As a lifelong student of the manners and habitat of the American upper-middle, and upper, classes, I am of course a weekly reader of the Vows (weddings) pages in the Sunday New York Times. The tone of these notices has evolved with the years—the weekly essays on one featured couple tend to emphasize politics rather than love, and single-sex mergers are now routine—but the substance remains the same: These are people who take pride in their meritocratic status.
To be sure, as such features go, this is hardly a national cross-section. More rabbis and prep school chaplains and Episcopal priests conduct the services here than you would find in, say, a midsized city in the Upper South or Pacific Northwest. And academic credentials are heavily weighted toward the Ivy League and the Little Ivies, or other institutions ranked highly by U.S. News & World Report. There is a disproportionate number of brides and grooms who work in finance or publishing in metropolitan New York, and if somebody’s grandfather was an assistant secretary of commerce in the Johnson administration, or a Vogue photographer, that will not go unmentioned.
There are poignant touches, now and then: A widow and widower, who work in Wall Street, will find one another, or a radiologist will marry a kindergarten teacher. There are comparatively few Romeo-and-Juliet sagas—a Democrat marrying a Republican, say, or a groom from Massachusetts and bride from Alabama. But occasionally an unlikely union will be featured: the daughter of a federal appellate judge, for example, marrying the son of a heating-and-air-conditioning man. There is usually some mutual connection—Cornell University, for example, or McKinsey & Company—but not always. Indeed, the contents are often so predictable, and the details interchangeable, that I have no doubt that the Times could produce fictitious notices by juggling various names—Phillips Exeter, Scarsdale, PricewaterhouseCoopers, Massachusetts General Hospital, Tuscany—from lists of familiar places.

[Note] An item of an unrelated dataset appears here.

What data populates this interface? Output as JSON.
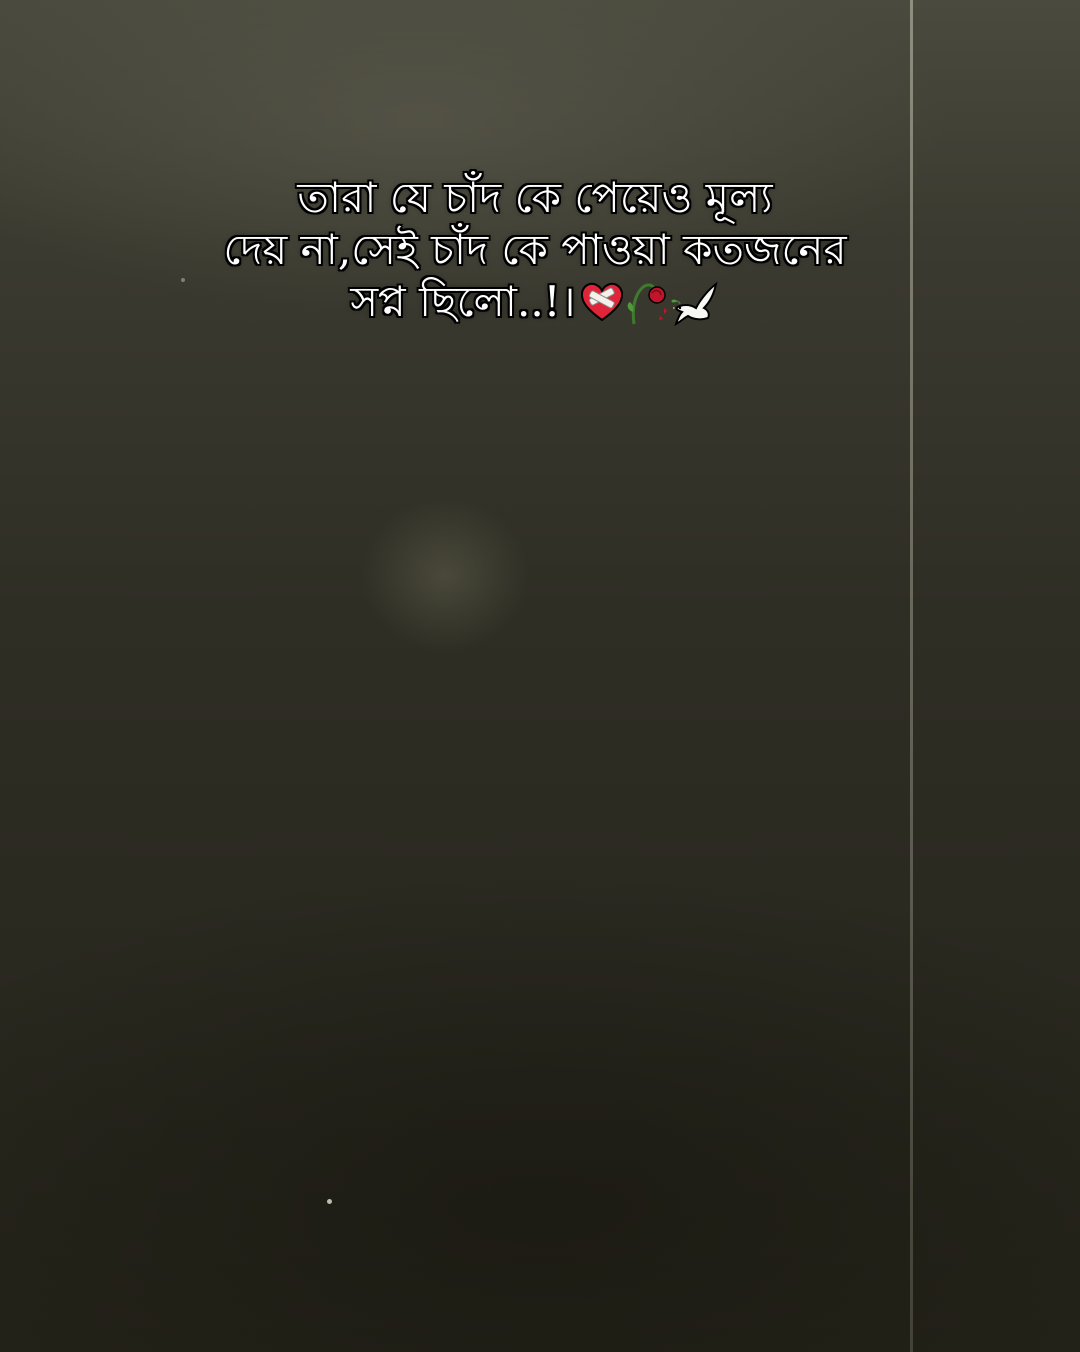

With one exception: Each week, almost without fail, three or four couples are married not by a priest or judge or rabbi but by “a friend who became a Universal Life minister for the event.” This discordant note is a mystery to me, and for two reasons. First, I am myself a minister of the Universal Life church, and in the nearly half-century since my ordination, no one has ever asked me to perform a wedding ceremony. And second, it strikes me that the sort of people who announce their nuptials in the pages of the New York Times seem the least likely on earth to have anything whatsoever to do with the Universal Life church.
The Universal Life Church, Inc. was founded in Modesto, California, in the late 1950s by a pentecostal preacher from North Carolina named Kirby J. Hensley (1911-1999). Hensley, who aspired to found a denomination that respected “all beliefs,” realized at some point that there was a lucrative market for ordination (for a modest fee, no questions asked) among people who didn’t want to be bothered with attending a seminary, or would welcome a clerical deferment from the draft, or just liked to acquire certificates.
As a wiseacre undergraduate, in the summer of 1969, I fell into that last category; and so, after watching a bemused television report on the Reverend Mr. Hensley and his ministry, I mailed a dollar to Modesto and waited. But not for long! Very nearly in the return mail I received a blank Universal Life church certificate of ordination, featuring Hensley’s printed signature, and the latest issue of his tabloid Universal Life News. The certificate was promptly filled out, dated, and framed, and the Universal Life News eagerly devoured. The News, I regret to say, has long since disappeared, but I still have my certificate of ordination, now unframed.
At the time, I regarded the entire enterprise as a joke—it was always rewarding to watch the puzzled expressions of visitors examining the “certificate of ordination” in my dorm room—and you don’t have to do much research on Kirby J. Hensley before stumbling on his laughing self-description as a “con man.” So why would people who have carefully crafted their lives for success, and advertise their impressive credentials in the New York Times, choose to enter the holy estate of matrimony under such ludicrous auspices?
I can understand a certain devil-may-care attitude that might impel a couple to repair to Las Vegas and Pastor Elvis, or earnest types discarding the notion of any celebrant. But the Universal Life Church, Inc.? The combination of a venerable New England boarding school, fair Harvard, Morgan Stanley, and the Reverend Kirby J. Hensley makes no sense in my orderly universe. Perhaps Kirby Hensley’s joke is on me.